左からジョン・W・レイモンド空軍大将、トランプ大統領、ペンス副大統領。署名しているのはマーク・エスパー国防長官(写真:ホワイトハウス)

(北村 淳:軍事社会学者)

 アメリカ連邦議会下院がトランプ大統領の弾劾訴追を決議した2日後の12月20日、トランプ大統領は2020年度国防権限法に署名した。これによって、「アメリカ宇宙軍」が正式に誕生したことになる。

 宇宙軍といっても、SF映画のように宇宙空間での戦闘を任務とする軍隊ではない。アメリカの国益にとって必要不可欠な宇宙空間での諸活動、とりわけ各種衛星の防衛を主たる任務とする軍隊である。

空軍省の管轄下にアメリカ宇宙軍を創設

 創設されたアメリカ宇宙軍(U.S. Space Force)は、その母体となるアメリカ空軍と共に行政的には空軍省の管轄下に置かれることになる。これは、海軍省の管轄下にアメリカ海軍とアメリカ海兵隊が置かれているのと同じだ。

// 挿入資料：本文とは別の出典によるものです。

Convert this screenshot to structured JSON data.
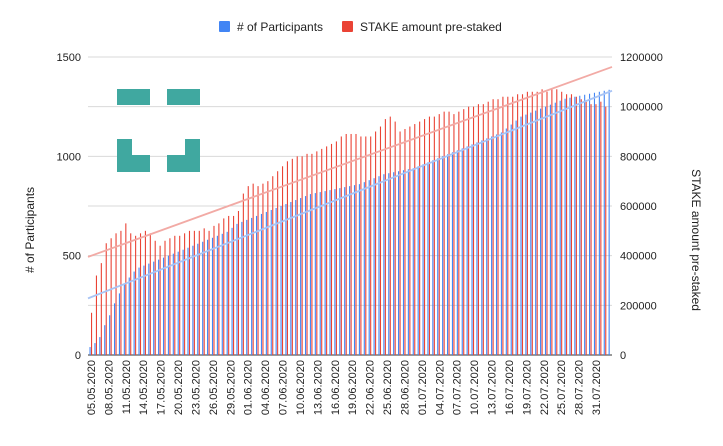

 シビリアン(文民)のポストである空軍長官の指揮下に、大将のランクを有する宇宙軍作戦部長(Chief of Space Operations)がアメリカ宇宙軍のトップとなる。トランプ大統領は、初代宇宙軍作戦部長に「アメリカ宇宙集団」(U.S. Space Command)司令官のジョン・W・“ジェイ”・レイモンド空軍大将を指名した。

バーバラ・バレット米空軍長官

 ちなみに、アメリカ宇宙集団というのは、空軍や海軍といったような独立軍種ではない。軍事作戦を効率的に遂行するために、地理的にあるいは機能的に独立軍種を横断的に編成した統合戦闘集団(Unified Combatant Command)と呼ばれる集団(Command)の1つである(「Unified Combatant Command」を「統合軍」と翻訳するのは誤りである)。